Полным ладьям было не пройти сквозь скалы, мели и теснины порогов. Их разгружали, и опытные кормчие осторожно проводили ладьи вдоль берега, пока остальные русы перетаскивали мимо порога груз. Под Неясытью-Айтваром сами ладьи вытаскивали на сушу и переправляли волоком. Но на суше подстерегала иная опасность – кочевники. При Игоре они не дерзали подходить близко к русским селениям, но корабли купцов могли счесть законной добычей. А уж когда до степи долетели вести о смерти грозного «хакана» русов, Игоря… А ниже порогов пролегала еще и Крарийская переправа, где стрела из рогатого печенежского лука долетала с берега на берег.
Поэтому с особым чувством приносили русы жертвы своим Богам на острове Хортица. Константин, как и положено праведному христианину, не решается назвать имен «демонов», которым поклонялись на острове, но упомянул, что жертвы приносили у огромного дуба. Дуб – святое дерево Перуна, Бога бурь и войны – самого подходящего для поклонения перед морским странствием в полувраждебные земли.
Любопытно, приносила ли Ольга жертвы? Маловероятно. По житию св. Кирилла, к культу священных дубов Защитника Людей женщины вообще не допускались. Но несомненно и то, что главного Бога Киевской державы не могли оставить без жертв, тем паче перед «трудным и мучительным путешествием». Кто же стоял у жертвенника? Асмунд? Юный Святослав? Неведомо…
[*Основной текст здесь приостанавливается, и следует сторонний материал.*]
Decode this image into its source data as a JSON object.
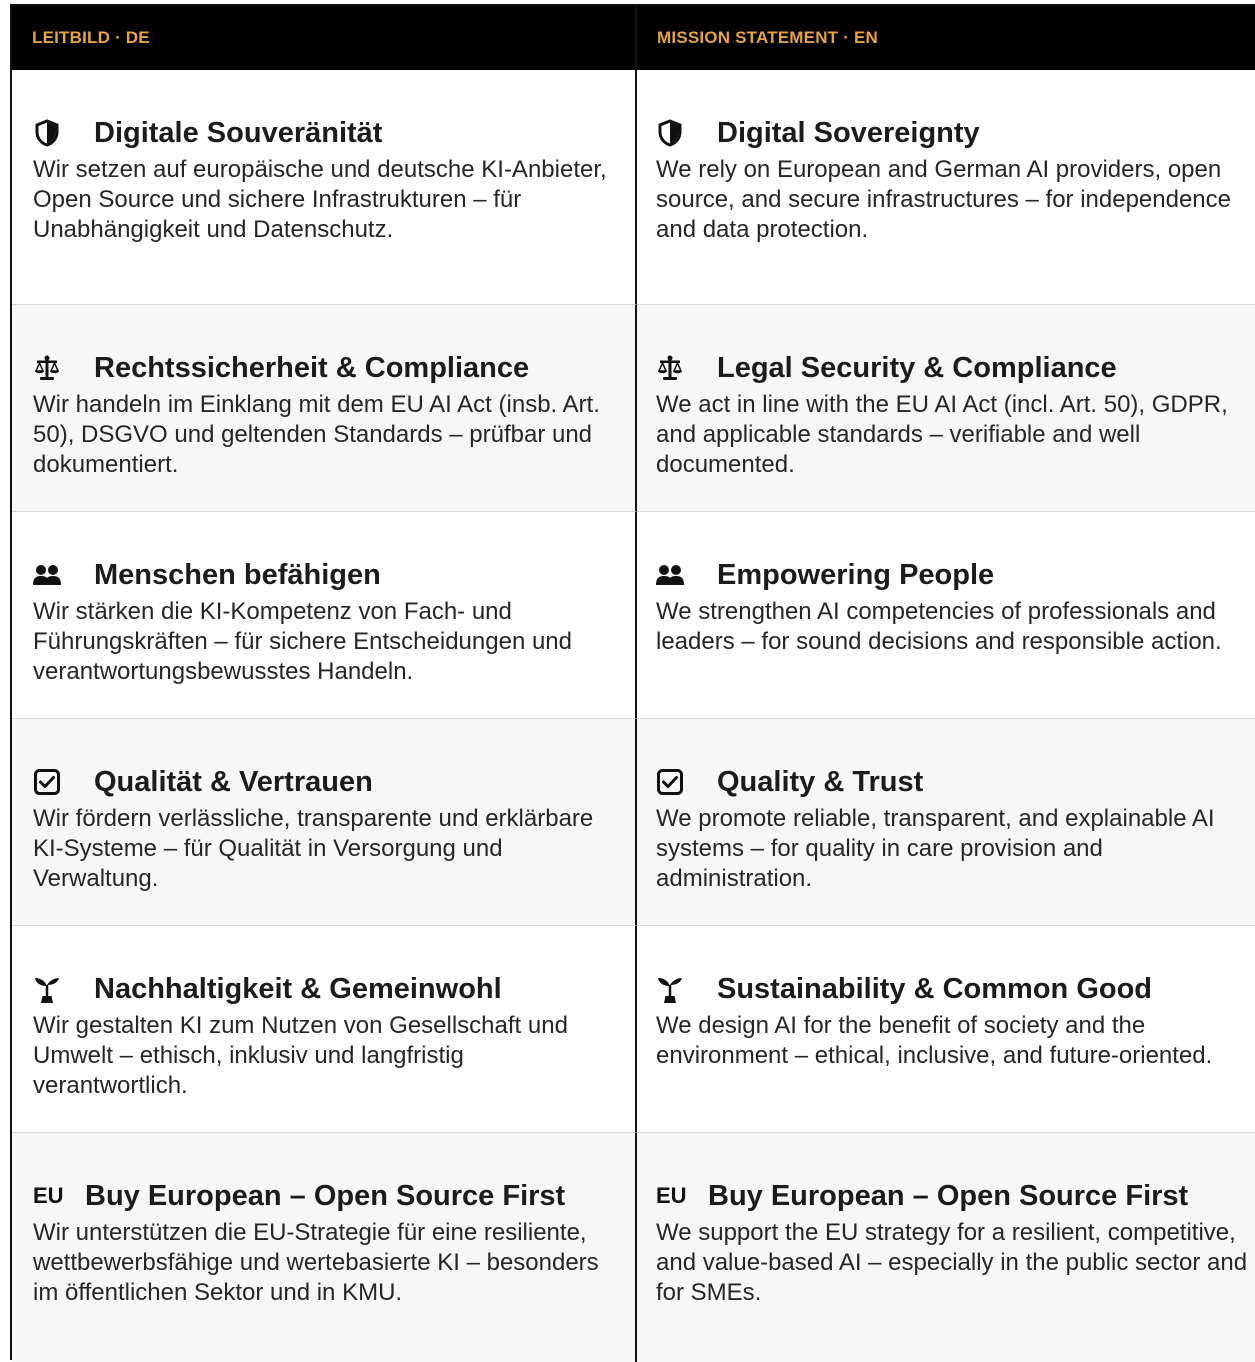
{
  "header": {
    "de": "LEITBILD · DE",
    "en": "MISSION STATEMENT · EN"
  },
  "rows": [
    {
      "icon": "shield-icon",
      "de_title": "Digitale Souveränität",
      "de_text": "Wir setzen auf europäische und deutsche KI-Anbieter, Open Source und sichere Infrastrukturen – für Unabhängigkeit und Datenschutz.",
      "en_title": "Digital Sovereignty",
      "en_text": "We rely on European and German AI providers, open source, and secure infrastructures – for independence and data protection."
    },
    {
      "icon": "scales-icon",
      "de_title": "Rechtssicherheit & Compliance",
      "de_text": "Wir handeln im Einklang mit dem EU AI Act (insb. Art. 50), DSGVO und geltenden Standards – prüfbar und dokumentiert.",
      "en_title": "Legal Security & Compliance",
      "en_text": "We act in line with the EU AI Act (incl. Art. 50), GDPR, and applicable standards – verifiable and well documented."
    },
    {
      "icon": "people-icon",
      "de_title": "Menschen befähigen",
      "de_text": "Wir stärken die KI-Kompetenz von Fach- und Führungskräften – für sichere Entscheidungen und verantwortungsbewusstes Handeln.",
      "en_title": "Empowering People",
      "en_text": "We strengthen AI competencies of professionals and leaders – for sound decisions and responsible action."
    },
    {
      "icon": "checkbox-icon",
      "de_title": "Qualität & Vertrauen",
      "de_text": "Wir fördern verlässliche, transparente und erklärbare KI-Systeme – für Qualität in Versorgung und Verwaltung.",
      "en_title": "Quality & Trust",
      "en_text": "We promote reliable, transparent, and explainable AI systems – for quality in care provision and administration."
    },
    {
      "icon": "seedling-icon",
      "de_title": "Nachhaltigkeit & Gemeinwohl",
      "de_text": "Wir gestalten KI zum Nutzen von Gesellschaft und Umwelt – ethisch, inklusiv und langfristig verantwortlich.",
      "en_title": "Sustainability & Common Good",
      "en_text": "We design AI for the benefit of society and the environment – ethical, inclusive, and future-oriented."
    },
    {
      "icon": "eu-icon",
      "icon_text": "EU",
      "de_title": "Buy European – Open Source First",
      "de_text": "Wir unterstützen die EU-Strategie für eine resiliente, wettbewerbsfähige und wertebasierte KI – besonders im öffentlichen Sektor und in KMU.",
      "en_title": "Buy European – Open Source First",
      "en_text": "We support the EU strategy for a resilient, competitive, and value-based AI – especially in the public sector and for SMEs."
    }
  ]
}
Снова долгие дни пути, стоянки на безопасных островах, отдых, ремонт судов, море и долгий путь вдоль берега, по которому за караваном неотступно следуют разбойничьи шайки кочевников. Дожидаются, не налетит ли буря, не выкинет ли на берег русское судно. Тогда – кинуться на оглушенных крушением мореходов, и скорее в степь, увозя у седел, волоча на арканах – что и кого успели, пока не подгребли на помощь другие ладьи, пока с их бортов не ринулись длинноусые кольчужники со страшными прямыми мечами.
За устьем впадающей в Черное – Русское! – море реки Селины – Болгария. Там спокойней, нет кочевничьих банд. Впрочем, не оттого, что кочевники боятся болгар, – просто начинаются уже болотистые земли Дунайского гирла. Болгары же на русов не нападают. Общая речь, общая кровь? А как же тогда доносы, исправно мчавшиеся в Византию впереди ладей отца Святослава? Нет, много среди болгар тех, что не считают русов братьями. Смотрят, как на врагов, боязливо крестятся при виде оскаленных морд на высоких носах ладей, символов Солнца и Грома на парусах. Почему? И почему тогда не нападают?
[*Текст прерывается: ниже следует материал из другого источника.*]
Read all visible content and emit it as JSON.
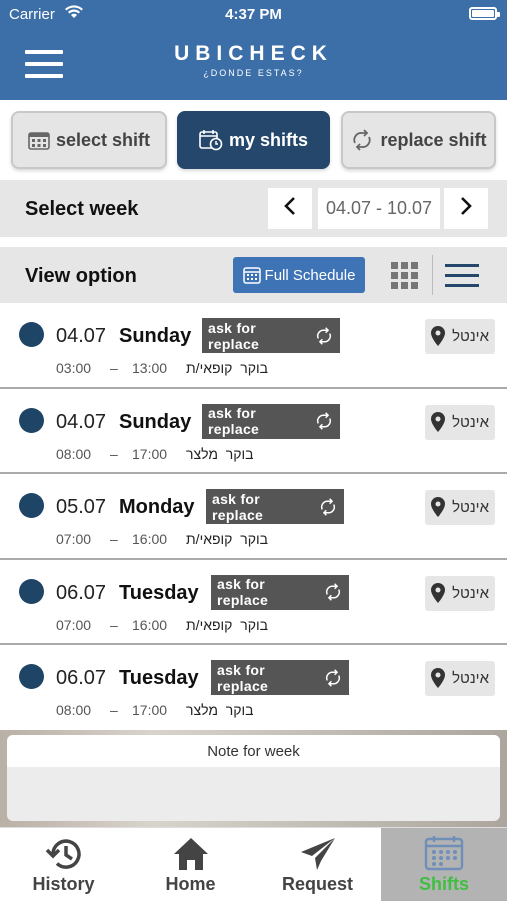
{
  "status_bar": {
    "carrier": "Carrier",
    "time": "4:37 PM"
  },
  "app": {
    "logo_name": "UBICHECK",
    "logo_sub": "¿DONDE ESTAS?"
  },
  "top_tabs": [
    {
      "label": "select shift",
      "icon": "calendar-grid-icon",
      "active": false
    },
    {
      "label": "my shifts",
      "icon": "calendar-clock-icon",
      "active": true
    },
    {
      "label": "replace shift",
      "icon": "replace-arrows-icon",
      "active": false
    }
  ],
  "week": {
    "label": "Select week",
    "range": "04.07 - 10.07"
  },
  "view": {
    "label": "View option",
    "full_schedule": "Full Schedule"
  },
  "shifts": [
    {
      "date": "04.07",
      "day": "Sunday",
      "ask": "ask for replace",
      "location": "אינטל",
      "start": "03:00",
      "dash": "–",
      "end": "13:00",
      "period": "בוקר",
      "role": "קופאי/ת"
    },
    {
      "date": "04.07",
      "day": "Sunday",
      "ask": "ask for replace",
      "location": "אינטל",
      "start": "08:00",
      "dash": "–",
      "end": "17:00",
      "period": "בוקר",
      "role": "מלצר"
    },
    {
      "date": "05.07",
      "day": "Monday",
      "ask": "ask for replace",
      "location": "אינטל",
      "start": "07:00",
      "dash": "–",
      "end": "16:00",
      "period": "בוקר",
      "role": "קופאי/ת"
    },
    {
      "date": "06.07",
      "day": "Tuesday",
      "ask": "ask for replace",
      "location": "אינטל",
      "start": "07:00",
      "dash": "–",
      "end": "16:00",
      "period": "בוקר",
      "role": "קופאי/ת"
    },
    {
      "date": "06.07",
      "day": "Tuesday",
      "ask": "ask for replace",
      "location": "אינטל",
      "start": "08:00",
      "dash": "–",
      "end": "17:00",
      "period": "בוקר",
      "role": "מלצר"
    }
  ],
  "note": {
    "title": "Note for week"
  },
  "tabbar": [
    {
      "label": "History",
      "icon": "history-icon",
      "active": false
    },
    {
      "label": "Home",
      "icon": "home-icon",
      "active": false
    },
    {
      "label": "Request",
      "icon": "paper-plane-icon",
      "active": false
    },
    {
      "label": "Shifts",
      "icon": "calendar-icon",
      "active": true
    }
  ],
  "colors": {
    "header": "#3c6fa8",
    "active_tab": "#24476b",
    "dot": "#1e4466",
    "active_bottom_tab_text": "#3fbf3f"
  }
}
Ответ высился над кровлями болгарских городов и деревень, мимо которых шли ладьи. Впивались в синее небо Болгарии кресты Распятого бога. И даже если дядька Асмунд не плыл вместе с воспитанником, тот наверняка хорошо помнил его рассказы и теперь сравнивал с тем, что видел.
Где Болгария князя Крума, пившего мед из черепа цесаря, принесшего хвостатое знамя войны к самой столице врага и под ее стенами славившего родных Богов жертвами? Неужели эта страна, раздираемая на части своими ряженными в греков господами, страна угрюмого забитого народа – и есть родина тех грозных воителей? Неужели это по ней, не встречая преград, не говоря про отпор, смерчами проносятся мадьярские орды? Неужели это потомок Крума послушно, как скомороший медведь на торгу, пляшет под цареградскую дудку?
Неужели этого хотят для Руси мать и те, что с ней?